Este escenario exige ampliar la mirada. La conversación del directorio ya no puede limitarse a aprobar inversiones en inteligencia artificial o celebrar mejoras de eficiencia. Debe incorporar preguntas mucho más estratégicas: ¿qué decisiones relevantes ya están siendo influenciadas por IA?, ¿quién responde cuando un algoritmo genera un daño?, ¿el comité de riesgos comprende realmente sus implicancias?, ¿existen principios claros de supervisión humana, transparencia y rendición de cuentas?
Estas no son preguntas para el futuro. Son preguntas para el presente.
La historia empresarial demuestra que las mayores crisis rara vez provienen únicamente de la tecnología.

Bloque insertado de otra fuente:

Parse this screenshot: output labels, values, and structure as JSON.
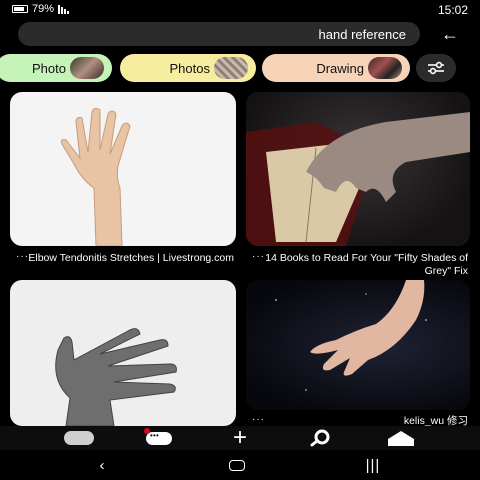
{
  "status_bar": {
    "time": "15:02",
    "battery": "79%"
  },
  "search": {
    "query": "hand reference"
  },
  "chips": [
    {
      "id": "filter",
      "icon": "sliders-icon"
    },
    {
      "id": "drawing",
      "label": "Drawing"
    },
    {
      "id": "photos",
      "label": "Photos"
    },
    {
      "id": "photo",
      "label": "Photo"
    }
  ],
  "pins": [
    {
      "title": "Elbow Tendonitis Stretches | Livestrong.com",
      "image": "raised open hand on white background"
    },
    {
      "title": "14 Books to Read For Your \"Fifty Shades of Grey\" Fix",
      "image": "hand holding open red book"
    },
    {
      "title": "",
      "image": "grey sculpted hand on white background"
    },
    {
      "title": "kelis_wu 修习",
      "image": "open palm on dark starry background"
    }
  ],
  "more_dots": "···",
  "nav": {
    "items": [
      {
        "id": "profile",
        "icon": "avatar-icon"
      },
      {
        "id": "messages",
        "icon": "chat-bubble-icon",
        "has_notification": true
      },
      {
        "id": "create",
        "icon": "plus-icon"
      },
      {
        "id": "search",
        "icon": "search-icon"
      },
      {
        "id": "home",
        "icon": "home-icon"
      }
    ]
  },
  "colors": {
    "chip_drawing": "#f7d4b8",
    "chip_photos": "#f6ed9e",
    "chip_photo": "#c6f3b7",
    "notification": "#e60023"
  }
}
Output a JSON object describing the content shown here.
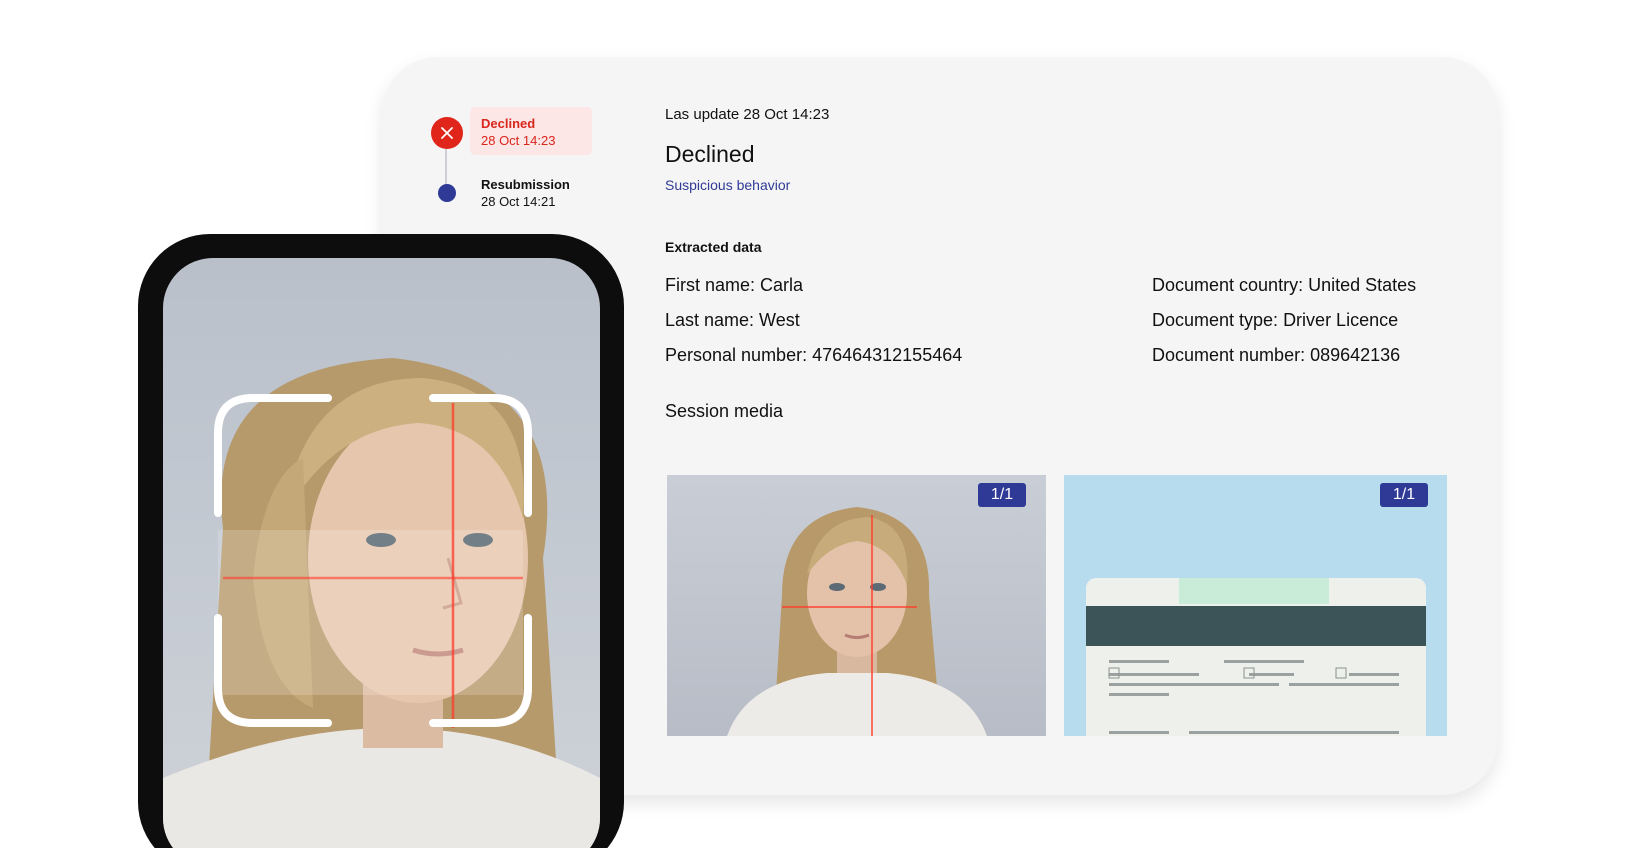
{
  "timeline": [
    {
      "title": "Declined",
      "time": "28 Oct 14:23",
      "status": "declined"
    },
    {
      "title": "Resubmission",
      "time": "28 Oct 14:21",
      "status": "resubmission"
    }
  ],
  "details": {
    "last_update": "Las update 28 Oct 14:23",
    "status_title": "Declined",
    "status_reason": "Suspicious behavior",
    "extracted_label": "Extracted data",
    "fields_left": [
      "First name: Carla",
      "Last name: West",
      "Personal number: 476464312155464"
    ],
    "fields_right": [
      "Document country: United States",
      "Document type: Driver Licence",
      "Document number: 089642136"
    ],
    "session_media_label": "Session media"
  },
  "media": [
    {
      "type": "face-photo",
      "page": "1/1"
    },
    {
      "type": "driver-licence-back",
      "page": "1/1"
    }
  ],
  "colors": {
    "declined_red": "#e0251b",
    "declined_bg": "#fde6e6",
    "accent_blue": "#2e3a96",
    "card_bg": "#f6f5f5"
  }
}
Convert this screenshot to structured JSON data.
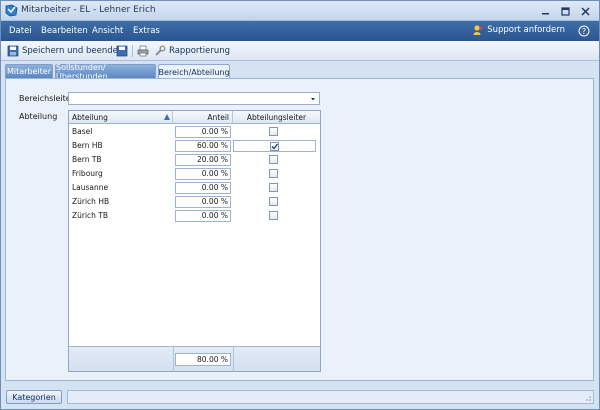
{
  "window": {
    "title": "Mitarbeiter - EL - Lehner Erich",
    "minimize_icon": "minimize-icon",
    "maximize_icon": "maximize-icon",
    "close_icon": "close-icon"
  },
  "menubar": {
    "items": [
      "Datei",
      "Bearbeiten",
      "Ansicht",
      "Extras"
    ],
    "support_label": "Support anfordern",
    "help_icon": "help-icon"
  },
  "toolbar": {
    "save_close_label": "Speichern und beenden",
    "report_label": "Rapportierung"
  },
  "tabs": [
    {
      "label": "Mitarbeiter",
      "active": false
    },
    {
      "label": "Sollstunden/Überstunden",
      "active": false
    },
    {
      "label": "Bereich/Abteilung",
      "active": true
    }
  ],
  "form": {
    "bereichsleiter_label": "Bereichsleiter",
    "bereichsleiter_value": "",
    "abteilung_label": "Abteilung"
  },
  "grid": {
    "columns": [
      "Abteilung",
      "Anteil",
      "Abteilungsleiter"
    ],
    "rows": [
      {
        "name": "Basel",
        "anteil": "0.00 %",
        "leiter": false
      },
      {
        "name": "Bern HB",
        "anteil": "60.00 %",
        "leiter": true
      },
      {
        "name": "Bern TB",
        "anteil": "20.00 %",
        "leiter": false
      },
      {
        "name": "Fribourg",
        "anteil": "0.00 %",
        "leiter": false
      },
      {
        "name": "Lausanne",
        "anteil": "0.00 %",
        "leiter": false
      },
      {
        "name": "Zürich HB",
        "anteil": "0.00 %",
        "leiter": false
      },
      {
        "name": "Zürich TB",
        "anteil": "0.00 %",
        "leiter": false
      }
    ],
    "total": "80.00 %"
  },
  "footer": {
    "kategorien_label": "Kategorien",
    "status_text": ""
  },
  "colors": {
    "menubar": "#2b5591",
    "panel": "#eaf1fa",
    "accent": "#3f6ea8"
  }
}
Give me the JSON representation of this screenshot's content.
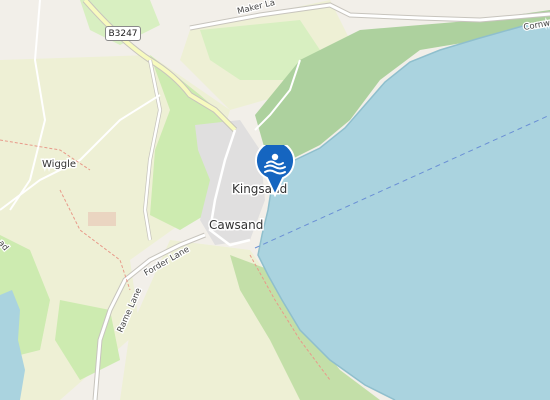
{
  "map": {
    "places": {
      "kingsand": "Kingsand",
      "cawsand": "Cawsand",
      "wiggle": "Wiggle"
    },
    "roads": {
      "maker_lane": "Maker La",
      "forder_lane": "Forder Lane",
      "rame_lane": "Rame Lane",
      "road_ref": "B3247",
      "edge_label_top": "Cornw",
      "edge_label_left": "ad"
    },
    "marker": {
      "icon": "swimming-icon",
      "color": "#1565c0"
    },
    "colors": {
      "water": "#aad3df",
      "land": "#f2efe9",
      "grass": "#cdebb0",
      "wood": "#add19e",
      "farmland": "#eef0d5",
      "road": "#ffffff",
      "primary_road": "#f7fabf",
      "ferry": "#6a8fd5"
    }
  }
}
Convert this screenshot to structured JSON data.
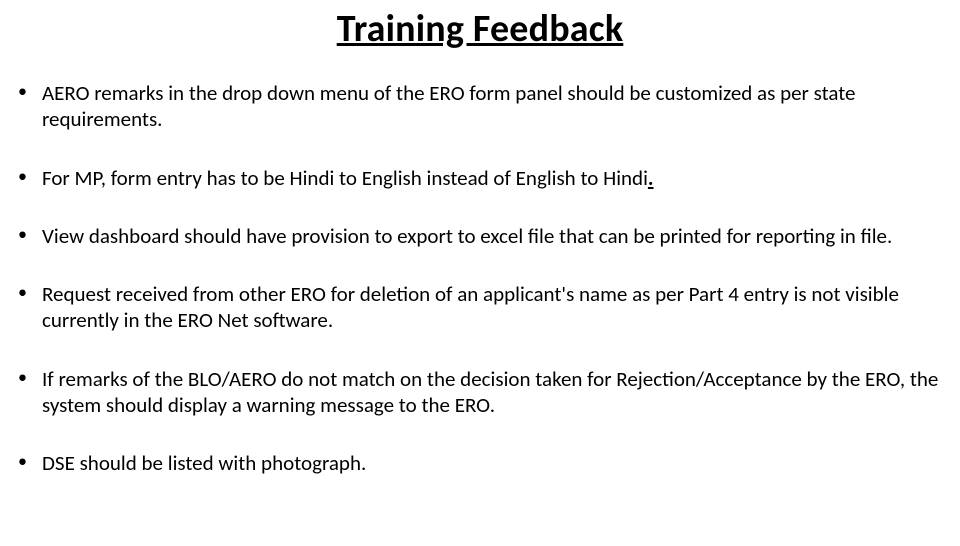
{
  "title": "Training Feedback",
  "bullets": [
    {
      "text": "AERO remarks in the drop down menu of the ERO form panel should be customized as per state requirements."
    },
    {
      "prefix": "For MP, form entry has to be Hindi to English instead of English to Hindi",
      "udot": "."
    },
    {
      "text": "View dashboard should have provision to export to excel file that can be printed for reporting in file."
    },
    {
      "text": "Request received from other ERO for deletion of an applicant's name as per Part 4 entry is not visible currently in the ERO Net software."
    },
    {
      "text": "If remarks of the BLO/AERO do not match on the decision taken for Rejection/Acceptance by the ERO, the system should display a warning message to the ERO."
    },
    {
      "text": "DSE should be listed with photograph."
    }
  ]
}
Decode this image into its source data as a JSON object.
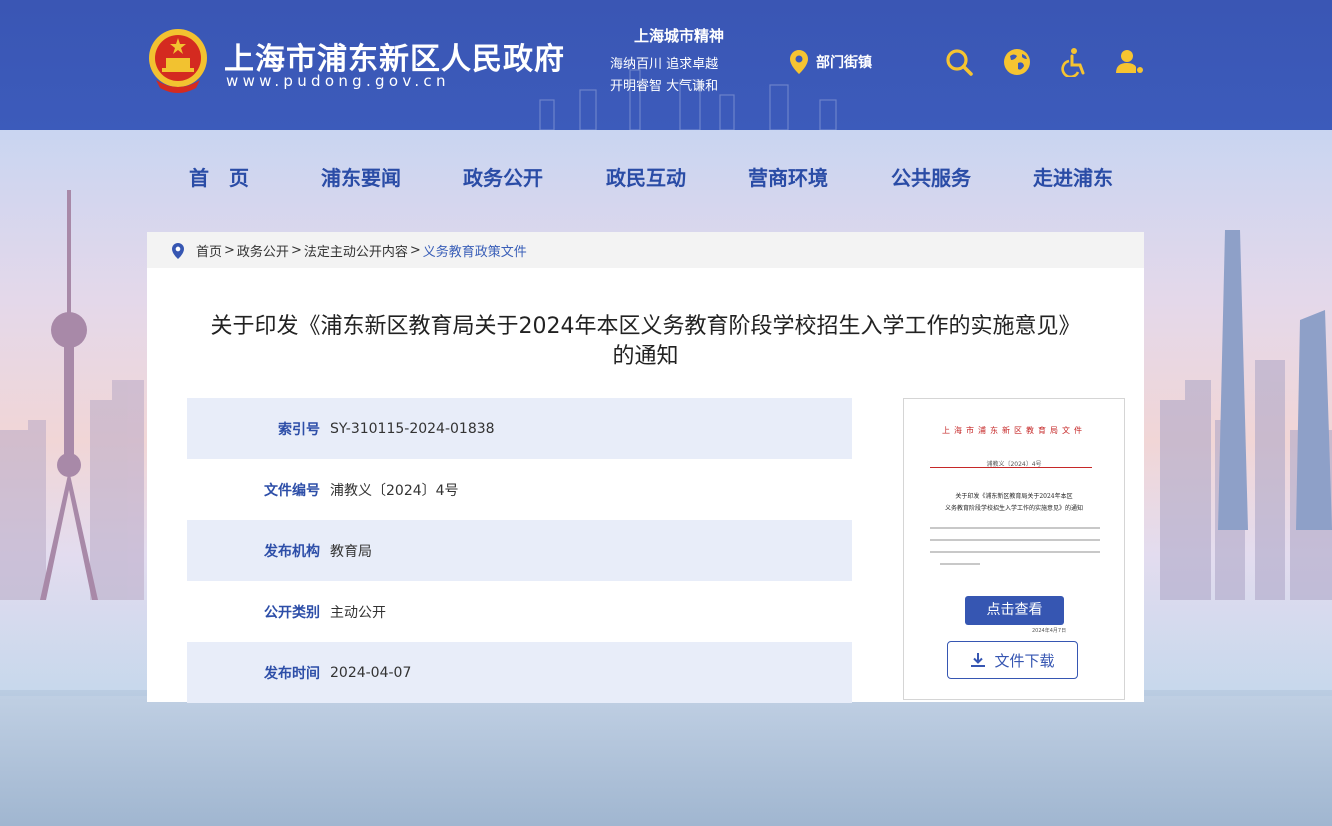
{
  "header": {
    "site_title": "上海市浦东新区人民政府",
    "site_url": "www.pudong.gov.cn",
    "spirit_title": "上海城市精神",
    "spirit_line1": "海纳百川  追求卓越",
    "spirit_line2": "开明睿智  大气谦和",
    "dept_label": "部门街镇",
    "icons": [
      "location-pin-icon",
      "search-icon",
      "globe-icon",
      "accessibility-icon",
      "user-icon"
    ],
    "accent": "#f6c431",
    "bg": "#3b58b8"
  },
  "nav": {
    "items": [
      "首　页",
      "浦东要闻",
      "政务公开",
      "政民互动",
      "营商环境",
      "公共服务",
      "走进浦东"
    ]
  },
  "breadcrumb": {
    "home": "首页",
    "sep": ">",
    "level1": "政务公开",
    "level2": "法定主动公开内容",
    "current": "义务教育政策文件"
  },
  "article": {
    "title_line1": "关于印发《浦东新区教育局关于2024年本区义务教育阶段学校招生入学工作的实施意见》",
    "title_line2": "的通知"
  },
  "meta": [
    {
      "label": "索引号",
      "value": "SY-310115-2024-01838"
    },
    {
      "label": "文件编号",
      "value": "浦教义〔2024〕4号"
    },
    {
      "label": "发布机构",
      "value": "教育局"
    },
    {
      "label": "公开类别",
      "value": "主动公开"
    },
    {
      "label": "发布时间",
      "value": "2024-04-07"
    }
  ],
  "doc_preview": {
    "header": "上海市浦东新区教育局文件",
    "doc_number": "浦教义〔2024〕4号",
    "title_line1": "关于印发《浦东新区教育局关于2024年本区",
    "title_line2": "义务教育阶段学校招生入学工作的实施意见》的通知",
    "view_button": "点击查看",
    "date": "2024年4月7日",
    "download_button": "文件下载"
  },
  "colors": {
    "nav_text": "#2a4ca6",
    "meta_label": "#2d4ea8",
    "doc_red": "#c62828",
    "button_blue": "#3656b2"
  }
}
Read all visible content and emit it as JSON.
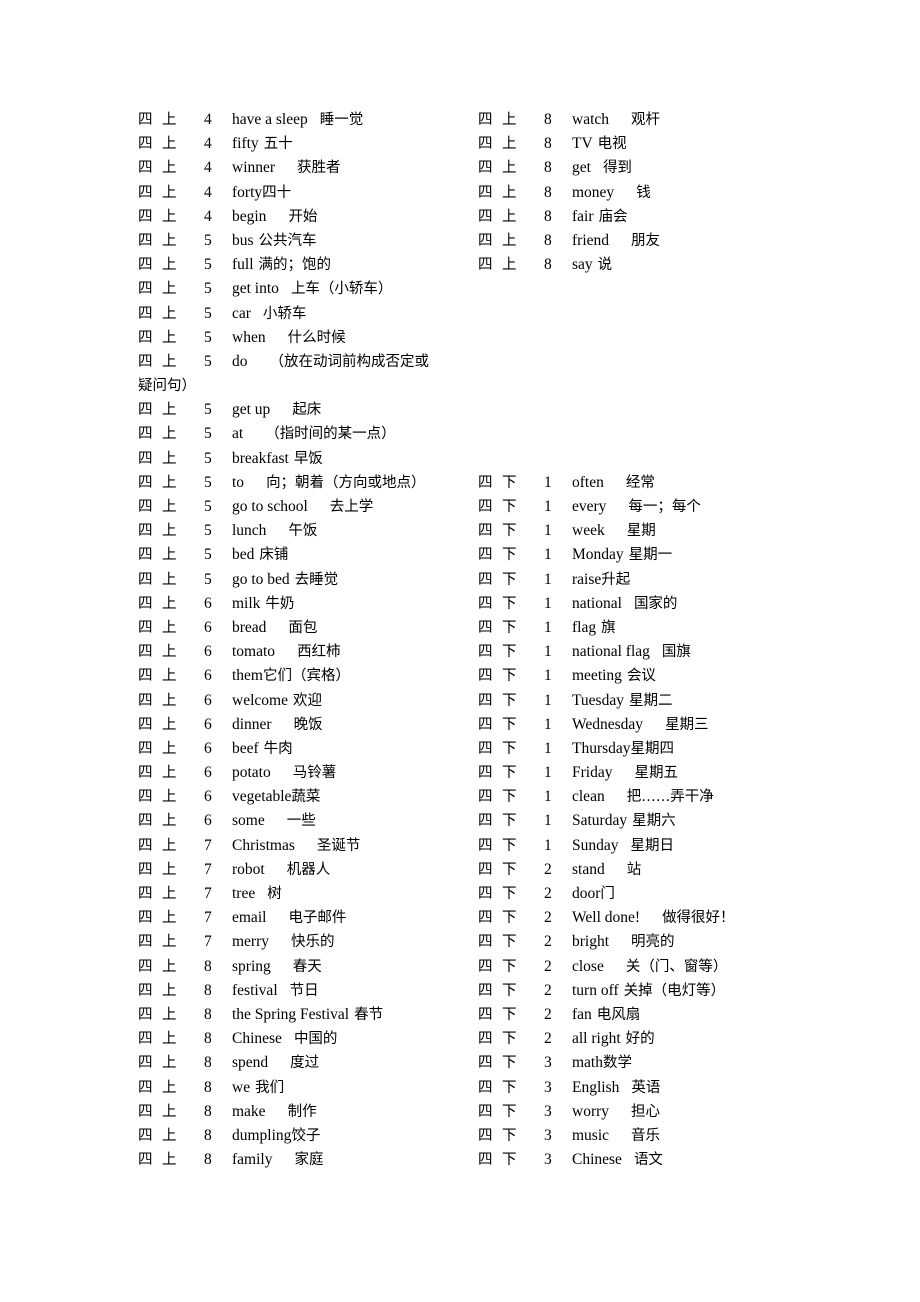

Con frecuencia se producen cuando la gobernanza no evoluciona al mismo ritmo que la innovación. Ocurrió con la ciberseguridad, con el cambio climático y con la protección de datos. Todo indica que la inteligencia artificial seguirá un camino similar.
Mientras distintas jurisdicciones avanzan en nuevas regulaciones y los inversionistas comienzan a evaluar cómo las empresas gestionan estos riesgos, la ventaja competitiva dejará de depender únicamente de quién adopte antes la inteligencia artificial. Dependerá, sobre todo, de quién sea capaz de gobernarla mejor.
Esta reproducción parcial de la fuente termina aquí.